Had a weird spiritual excursion during the day today – just while sitting at my desk at work. I’ve been in a moving haze most of the afternoon. It’s hard to explain.
To backtrack, I’ve been doing everything I can to use up my physical energy and maximise the feeling of power. The energy never ends, of course – I feel like I could fly. I try to wear myself out, and the more I move, the more I want to move. It’s like learning to be inside my body for the first time. Last night I made it a project to stay up late and clean the whole flat for over 2 hours, but that was easy. This morning I realised I had enough time to swim for an hour if I wanted to (instead of the usual half-hour) – I did that and could probably quite happily go for a run tonight.

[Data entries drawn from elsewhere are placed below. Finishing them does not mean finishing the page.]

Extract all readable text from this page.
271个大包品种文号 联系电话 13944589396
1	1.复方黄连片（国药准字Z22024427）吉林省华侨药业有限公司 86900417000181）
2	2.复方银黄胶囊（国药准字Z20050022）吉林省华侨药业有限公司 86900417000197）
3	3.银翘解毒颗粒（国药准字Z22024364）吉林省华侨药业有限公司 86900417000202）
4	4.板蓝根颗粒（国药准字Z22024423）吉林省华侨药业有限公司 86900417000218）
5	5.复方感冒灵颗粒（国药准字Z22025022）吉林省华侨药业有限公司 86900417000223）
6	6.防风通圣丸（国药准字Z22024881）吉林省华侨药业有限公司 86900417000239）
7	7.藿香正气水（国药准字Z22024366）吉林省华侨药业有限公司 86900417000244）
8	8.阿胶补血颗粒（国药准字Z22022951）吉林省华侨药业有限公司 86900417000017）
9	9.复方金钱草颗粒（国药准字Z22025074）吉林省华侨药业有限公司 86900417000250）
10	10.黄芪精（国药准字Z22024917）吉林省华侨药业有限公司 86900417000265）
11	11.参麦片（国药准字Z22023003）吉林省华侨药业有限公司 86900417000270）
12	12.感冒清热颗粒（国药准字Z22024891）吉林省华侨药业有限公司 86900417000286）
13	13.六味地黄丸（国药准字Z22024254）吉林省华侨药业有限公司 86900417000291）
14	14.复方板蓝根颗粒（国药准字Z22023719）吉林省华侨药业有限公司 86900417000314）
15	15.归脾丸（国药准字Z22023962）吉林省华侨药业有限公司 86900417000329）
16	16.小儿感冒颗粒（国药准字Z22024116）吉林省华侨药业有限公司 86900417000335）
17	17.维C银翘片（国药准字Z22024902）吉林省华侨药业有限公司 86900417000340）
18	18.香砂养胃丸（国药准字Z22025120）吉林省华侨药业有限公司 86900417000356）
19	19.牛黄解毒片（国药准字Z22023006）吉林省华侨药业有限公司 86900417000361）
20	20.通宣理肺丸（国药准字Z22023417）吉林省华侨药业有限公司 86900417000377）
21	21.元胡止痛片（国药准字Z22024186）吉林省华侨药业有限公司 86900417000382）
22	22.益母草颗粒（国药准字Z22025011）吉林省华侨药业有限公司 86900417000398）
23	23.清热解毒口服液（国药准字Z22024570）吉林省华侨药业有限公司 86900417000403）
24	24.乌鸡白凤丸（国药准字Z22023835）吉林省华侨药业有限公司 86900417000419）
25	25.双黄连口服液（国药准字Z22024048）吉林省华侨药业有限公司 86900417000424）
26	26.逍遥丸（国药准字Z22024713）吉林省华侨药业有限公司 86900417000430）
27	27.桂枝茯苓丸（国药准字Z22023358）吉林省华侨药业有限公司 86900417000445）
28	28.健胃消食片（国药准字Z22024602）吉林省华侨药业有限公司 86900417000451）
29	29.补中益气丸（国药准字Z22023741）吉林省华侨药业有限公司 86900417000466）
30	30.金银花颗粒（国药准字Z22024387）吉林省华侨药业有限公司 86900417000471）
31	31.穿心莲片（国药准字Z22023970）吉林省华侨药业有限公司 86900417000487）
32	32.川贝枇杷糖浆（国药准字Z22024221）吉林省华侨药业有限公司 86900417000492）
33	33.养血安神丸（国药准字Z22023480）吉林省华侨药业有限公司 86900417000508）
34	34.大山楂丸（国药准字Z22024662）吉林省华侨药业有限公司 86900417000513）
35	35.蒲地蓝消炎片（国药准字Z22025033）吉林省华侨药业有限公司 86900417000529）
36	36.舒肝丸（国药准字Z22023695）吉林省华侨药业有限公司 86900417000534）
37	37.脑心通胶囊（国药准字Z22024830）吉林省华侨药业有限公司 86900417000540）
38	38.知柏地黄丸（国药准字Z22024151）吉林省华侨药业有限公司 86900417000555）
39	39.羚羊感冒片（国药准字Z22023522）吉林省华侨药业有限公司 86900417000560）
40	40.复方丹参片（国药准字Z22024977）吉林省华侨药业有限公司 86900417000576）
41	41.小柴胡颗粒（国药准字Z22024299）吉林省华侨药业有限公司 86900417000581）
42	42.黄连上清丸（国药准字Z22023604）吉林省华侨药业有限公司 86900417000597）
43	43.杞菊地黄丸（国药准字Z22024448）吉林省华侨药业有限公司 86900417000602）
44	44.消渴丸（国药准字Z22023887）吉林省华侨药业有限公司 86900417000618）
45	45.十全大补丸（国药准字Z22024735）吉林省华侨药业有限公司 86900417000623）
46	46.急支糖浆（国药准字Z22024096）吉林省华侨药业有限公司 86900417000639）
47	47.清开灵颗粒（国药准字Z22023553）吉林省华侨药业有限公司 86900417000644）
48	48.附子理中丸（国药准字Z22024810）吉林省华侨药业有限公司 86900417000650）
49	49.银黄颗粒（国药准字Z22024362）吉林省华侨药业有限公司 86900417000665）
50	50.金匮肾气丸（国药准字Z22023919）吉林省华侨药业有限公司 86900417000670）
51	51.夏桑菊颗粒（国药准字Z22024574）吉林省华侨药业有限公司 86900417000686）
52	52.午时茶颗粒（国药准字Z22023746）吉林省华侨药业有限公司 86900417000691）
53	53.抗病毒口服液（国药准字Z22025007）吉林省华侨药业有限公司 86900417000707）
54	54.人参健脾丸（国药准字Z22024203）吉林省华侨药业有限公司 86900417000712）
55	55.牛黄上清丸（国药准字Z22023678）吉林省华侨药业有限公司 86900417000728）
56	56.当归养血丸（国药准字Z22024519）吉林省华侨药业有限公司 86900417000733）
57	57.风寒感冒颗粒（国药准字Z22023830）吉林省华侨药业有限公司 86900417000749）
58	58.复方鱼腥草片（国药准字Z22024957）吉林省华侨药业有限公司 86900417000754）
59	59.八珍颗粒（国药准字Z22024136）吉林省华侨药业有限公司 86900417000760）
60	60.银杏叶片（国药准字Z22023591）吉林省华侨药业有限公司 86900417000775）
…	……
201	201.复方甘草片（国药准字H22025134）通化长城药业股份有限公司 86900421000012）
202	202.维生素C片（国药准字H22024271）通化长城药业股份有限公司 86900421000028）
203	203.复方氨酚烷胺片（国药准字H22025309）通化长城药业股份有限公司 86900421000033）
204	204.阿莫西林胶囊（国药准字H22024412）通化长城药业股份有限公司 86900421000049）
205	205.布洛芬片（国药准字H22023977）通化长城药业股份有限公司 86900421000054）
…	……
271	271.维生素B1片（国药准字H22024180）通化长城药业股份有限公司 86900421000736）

I am sleeping relatively short but deep hours. I feel amazing. The way I look at myself has changed profoundly.
And I think that brings me to where I have been wandering today in my mind. These changes in the way I see myself. I get the feeling that the reason I can’t grasp a full idea of who I am is because I can’t imagine the full extent of who I might be. It could be much wilder and more unique than I have a frame of reference for at the moment. That’s OK. I am where I am with it. I am learning. I am going to sit with it openly until I get some clarity. I am going to accept guidance wherever I can find it. And I am going to dig for the courage to allow it to change my lifestyle however it needs to.